Project to grow Southern Queensland’s agriculture workforce

Minister for Employment and Small Business and Minister for Training and Skills Development The Honourable Di Farmer

Minister Farmer and the Regional Forum visiting Bunnyconnellen, Crows Nest

Migrants, refugees and international students will be supported to find work in South West Queensland’s agricultural sector as part of the Palaszczuk Government’s Diverse Queensland Workforce program.

Minister for Training and Skills Development Di Farmer made the announcement while visiting Crows Nest for the Darling Downs-South West Regional Community Forum.

“Regional Community Forums are a way for Ministers, Members of Parliament, and forum members to gather and discuss local priorities and projects,” Minister Farmer said.

“We know that one of the big challenges in the region is find the right people for the right jobs, which is why I am so pleased that the $200,000 Agriculture Diverse Workforce Program will start this month.

“Growcom Australia will be working with Toowoomba’s Mulberry Project to deliver training, work experience, and placements for 80 participants.

“The Palaszczuk Government’s Diverse Queensland Workforce program and the Department of Agriculture and Fisheries are jointly funding this program to support producers who need skilled workers, and people from diverse cultural and linguistic backgrounds who can grow into careers in the industry if given a start.

“This project is delivering on Queensland’s $14.2 billion COVID-19 Economic Recovery Plan, which aims to invest in skills to ensure people can find meaningful jobs and build rewarding careers in major industries for their communities.”

Minister for Agricultural Industry Development and Fisheries and Minister for Rural Communities, Mark Furner, said that by providing training, work experience and employment opportunities the project will be a boost for local agricultural businesses.

“The program provides an excellent platform for industry to continue its leadership in addressing ongoing skilled labour shortages in the agriculture sector,” Minister Furner said.

“This will assist many members of our culturally diverse workforce to gain work and establish themselves and their families in economically strong regions.”

Growcom Australia Chief Executive Officer Stephen Barnard said the program will be a great initiative for fruit, vegetable and nut growers to source local talent while creating sustainable, local and diverse employment opportunities.

“Growcom serves fruit, vegetable and nut growers and is best placed to make the connections between horticulture businesses, migrants, refugees and Australians looking to get their hands on a role,” Mr Barnard said.

“Growcom has been building pathways for new Australians into agriculture for several years now, by collaborating with the Queensland Agriculture Workforce Network local employment initiatives and the Skilling Queenslanders for Work, Community Work Skills program.

“Growers have been hit for six — facing COVID border restrictions and subsequent workforce shortages and at a minimum this initiative will give those hard-hit businesses a chance to source workers locally.

“We will partner with The Mulberry Project — a non-profit organisation that works with migrants and refugees to gain employment — to administer training, work experience and placements for the participants.”

Director of The Mulberry Project, Louise Noble, said programs like this made a real difference.

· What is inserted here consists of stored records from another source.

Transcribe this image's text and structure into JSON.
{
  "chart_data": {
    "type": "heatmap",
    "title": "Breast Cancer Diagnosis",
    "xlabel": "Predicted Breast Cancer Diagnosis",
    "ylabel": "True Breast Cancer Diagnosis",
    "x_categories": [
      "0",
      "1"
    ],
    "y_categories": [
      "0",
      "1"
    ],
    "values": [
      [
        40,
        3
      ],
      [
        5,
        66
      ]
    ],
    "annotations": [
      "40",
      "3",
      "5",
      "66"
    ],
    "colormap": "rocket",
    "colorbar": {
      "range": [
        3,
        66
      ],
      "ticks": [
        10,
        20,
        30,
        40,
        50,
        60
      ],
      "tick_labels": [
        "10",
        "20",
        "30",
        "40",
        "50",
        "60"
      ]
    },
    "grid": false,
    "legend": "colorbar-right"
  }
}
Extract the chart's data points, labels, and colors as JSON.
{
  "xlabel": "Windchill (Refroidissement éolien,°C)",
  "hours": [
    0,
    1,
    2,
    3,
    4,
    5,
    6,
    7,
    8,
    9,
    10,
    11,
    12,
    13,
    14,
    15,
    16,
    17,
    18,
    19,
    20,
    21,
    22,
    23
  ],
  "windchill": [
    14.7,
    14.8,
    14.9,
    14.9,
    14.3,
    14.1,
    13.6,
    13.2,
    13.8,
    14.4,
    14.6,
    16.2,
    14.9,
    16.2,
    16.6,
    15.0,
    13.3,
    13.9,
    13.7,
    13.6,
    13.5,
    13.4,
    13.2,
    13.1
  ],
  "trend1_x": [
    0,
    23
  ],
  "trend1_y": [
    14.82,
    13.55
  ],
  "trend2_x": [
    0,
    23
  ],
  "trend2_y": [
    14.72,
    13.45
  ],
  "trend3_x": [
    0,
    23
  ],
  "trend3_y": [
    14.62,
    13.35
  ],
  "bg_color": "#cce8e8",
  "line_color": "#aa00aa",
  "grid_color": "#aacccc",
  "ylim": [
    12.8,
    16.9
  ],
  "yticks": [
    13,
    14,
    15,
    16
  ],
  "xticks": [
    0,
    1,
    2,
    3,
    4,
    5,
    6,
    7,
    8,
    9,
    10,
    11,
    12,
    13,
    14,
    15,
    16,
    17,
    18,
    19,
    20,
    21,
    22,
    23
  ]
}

“Finding and holding a good job is an important step for migrants and refugees because it provides financial security, builds connections with their colleagues and the wider community, and builds self-confidence and motivation,” Ms Noble said.

“Coming out of Multicultural Queensland Month, which was held in August, it is great to see employers, industry, community groups and government creating new opportunities to follow this year’s theme: ‘inclusion in action’.”